Search Engines'
Databases
There are many specialized searchable databases, accessible by the
World Wide Web to access through a search box in a web page (for
example, the UCB Library Catalog Pathfinder, or any other library
catalog; or some statistics databases searchable on the web). The
terms used in the search are sent into that specialized database,
and are returned to in another web page that is dynamically
generated for answer.
Databases provide the content storage for many sites, which
dynamically create web pages around them, including ecommerce
catalog sites, online news, and even entertainment sites. These
databases generally have their own search functions, which may
appear to take the place of a full-text search engine.
Once the search engine finds a new site, it uses a crawler program
to retrieve and index the pages on the site. Pages can only be
found when linked to with visible hyperlinks. For instance, some
search engines are starting to read links created by Flash (for
example, Google).
Search engine crawlers may look at a number of different factors
when crawling a site, and many pages from a site may not be
indexed by the search engines until they gain more PageRank, links
or traffic. Distance of pages from the root directory of a site
may also be a factor in whether or not pages get crawled, as well
as other importance metrics.
Google offers submission program, such as Sitemaps, for which an
XML type feed can be created and submitted. A simple link from a
site already indexed will get the search engines to visit a new
site and begin spidering its contents.
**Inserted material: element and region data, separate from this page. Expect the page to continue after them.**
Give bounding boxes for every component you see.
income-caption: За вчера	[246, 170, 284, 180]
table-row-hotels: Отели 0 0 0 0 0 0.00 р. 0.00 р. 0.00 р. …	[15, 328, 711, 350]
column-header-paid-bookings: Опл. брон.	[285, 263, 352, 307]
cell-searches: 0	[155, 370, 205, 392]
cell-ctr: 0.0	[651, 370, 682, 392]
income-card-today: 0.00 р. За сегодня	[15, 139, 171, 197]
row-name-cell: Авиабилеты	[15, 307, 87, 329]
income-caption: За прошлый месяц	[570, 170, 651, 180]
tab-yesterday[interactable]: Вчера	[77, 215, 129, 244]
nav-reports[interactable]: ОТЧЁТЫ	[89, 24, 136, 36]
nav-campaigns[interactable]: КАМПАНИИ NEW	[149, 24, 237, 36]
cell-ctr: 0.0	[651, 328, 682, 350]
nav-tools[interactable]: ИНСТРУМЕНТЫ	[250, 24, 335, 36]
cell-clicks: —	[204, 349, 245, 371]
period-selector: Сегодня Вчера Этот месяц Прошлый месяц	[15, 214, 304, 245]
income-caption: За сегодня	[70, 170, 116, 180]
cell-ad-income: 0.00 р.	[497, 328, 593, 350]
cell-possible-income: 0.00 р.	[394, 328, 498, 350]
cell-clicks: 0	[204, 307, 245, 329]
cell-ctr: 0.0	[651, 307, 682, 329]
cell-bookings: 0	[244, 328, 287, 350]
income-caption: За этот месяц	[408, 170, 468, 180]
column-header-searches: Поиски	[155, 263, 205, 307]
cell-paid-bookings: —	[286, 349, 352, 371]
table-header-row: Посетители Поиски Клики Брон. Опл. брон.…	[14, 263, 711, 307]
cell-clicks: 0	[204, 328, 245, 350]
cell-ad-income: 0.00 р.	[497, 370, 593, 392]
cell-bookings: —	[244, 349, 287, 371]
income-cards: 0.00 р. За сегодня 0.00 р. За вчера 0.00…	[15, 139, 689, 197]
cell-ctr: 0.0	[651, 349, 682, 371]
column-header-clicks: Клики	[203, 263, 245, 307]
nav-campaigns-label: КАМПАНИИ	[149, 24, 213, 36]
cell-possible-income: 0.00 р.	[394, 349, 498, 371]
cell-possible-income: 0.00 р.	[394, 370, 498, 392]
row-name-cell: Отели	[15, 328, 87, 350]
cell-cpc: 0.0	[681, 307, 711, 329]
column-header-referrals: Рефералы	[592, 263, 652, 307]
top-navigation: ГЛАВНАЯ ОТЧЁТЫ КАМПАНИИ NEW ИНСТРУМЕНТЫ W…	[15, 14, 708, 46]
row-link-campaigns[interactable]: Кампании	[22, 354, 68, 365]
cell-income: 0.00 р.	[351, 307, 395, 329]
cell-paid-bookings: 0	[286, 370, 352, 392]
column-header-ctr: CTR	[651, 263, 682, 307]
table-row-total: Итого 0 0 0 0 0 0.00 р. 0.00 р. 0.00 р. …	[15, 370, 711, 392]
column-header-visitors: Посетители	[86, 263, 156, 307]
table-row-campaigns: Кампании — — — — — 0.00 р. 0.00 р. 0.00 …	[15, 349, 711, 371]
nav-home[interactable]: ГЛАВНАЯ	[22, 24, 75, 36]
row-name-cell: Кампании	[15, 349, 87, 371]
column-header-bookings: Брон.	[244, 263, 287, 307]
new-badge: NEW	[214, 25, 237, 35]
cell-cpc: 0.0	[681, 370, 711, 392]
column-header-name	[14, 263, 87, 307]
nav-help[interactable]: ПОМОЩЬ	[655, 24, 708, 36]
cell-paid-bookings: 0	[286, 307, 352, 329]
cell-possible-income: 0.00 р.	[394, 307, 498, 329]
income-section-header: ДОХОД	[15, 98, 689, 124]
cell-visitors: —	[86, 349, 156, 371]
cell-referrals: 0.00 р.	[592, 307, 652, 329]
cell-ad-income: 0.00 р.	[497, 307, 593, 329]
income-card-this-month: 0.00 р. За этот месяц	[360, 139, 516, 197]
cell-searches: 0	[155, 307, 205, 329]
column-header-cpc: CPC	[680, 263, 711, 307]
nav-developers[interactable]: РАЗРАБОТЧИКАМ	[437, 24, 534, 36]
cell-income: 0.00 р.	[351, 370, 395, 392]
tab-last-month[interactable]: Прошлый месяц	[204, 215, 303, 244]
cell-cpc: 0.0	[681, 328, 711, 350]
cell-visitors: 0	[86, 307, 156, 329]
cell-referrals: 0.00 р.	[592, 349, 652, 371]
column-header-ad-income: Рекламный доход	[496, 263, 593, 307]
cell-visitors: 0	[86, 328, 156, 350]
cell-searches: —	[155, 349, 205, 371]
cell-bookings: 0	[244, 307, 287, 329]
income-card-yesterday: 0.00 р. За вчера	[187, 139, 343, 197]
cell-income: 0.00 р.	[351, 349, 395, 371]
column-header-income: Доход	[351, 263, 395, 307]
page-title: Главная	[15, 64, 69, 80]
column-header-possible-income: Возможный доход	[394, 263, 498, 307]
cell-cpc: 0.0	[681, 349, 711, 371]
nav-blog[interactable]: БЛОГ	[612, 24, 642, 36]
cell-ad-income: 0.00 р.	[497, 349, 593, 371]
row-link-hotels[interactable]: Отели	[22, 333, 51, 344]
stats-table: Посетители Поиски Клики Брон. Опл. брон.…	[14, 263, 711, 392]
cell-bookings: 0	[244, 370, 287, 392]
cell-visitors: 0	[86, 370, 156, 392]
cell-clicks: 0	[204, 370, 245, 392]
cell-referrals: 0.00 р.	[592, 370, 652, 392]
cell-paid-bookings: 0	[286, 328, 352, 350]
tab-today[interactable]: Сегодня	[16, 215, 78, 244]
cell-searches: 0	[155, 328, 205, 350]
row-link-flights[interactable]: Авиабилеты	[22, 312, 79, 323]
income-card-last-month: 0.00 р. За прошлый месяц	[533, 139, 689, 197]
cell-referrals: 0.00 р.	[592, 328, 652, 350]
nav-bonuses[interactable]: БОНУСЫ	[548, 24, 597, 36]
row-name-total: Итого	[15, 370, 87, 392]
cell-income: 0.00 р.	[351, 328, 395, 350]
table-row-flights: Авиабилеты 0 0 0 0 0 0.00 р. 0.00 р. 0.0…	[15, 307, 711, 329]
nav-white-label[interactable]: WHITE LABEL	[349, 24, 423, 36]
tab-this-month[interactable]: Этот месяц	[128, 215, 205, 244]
It can take a few days or
even weeks from the acquisition of a link from such a site for all
the main search engine spiders to begin indexing a new site, and
there is usually not much that can be done to speed up this
process.
A few search engines, such as Yahoo!, offers a paid submission
service that guarantee crawling for either a set fee or CPC. Such
programs usually guarantee inclusion in the database, but does not
guarantee specific ranking within the search results.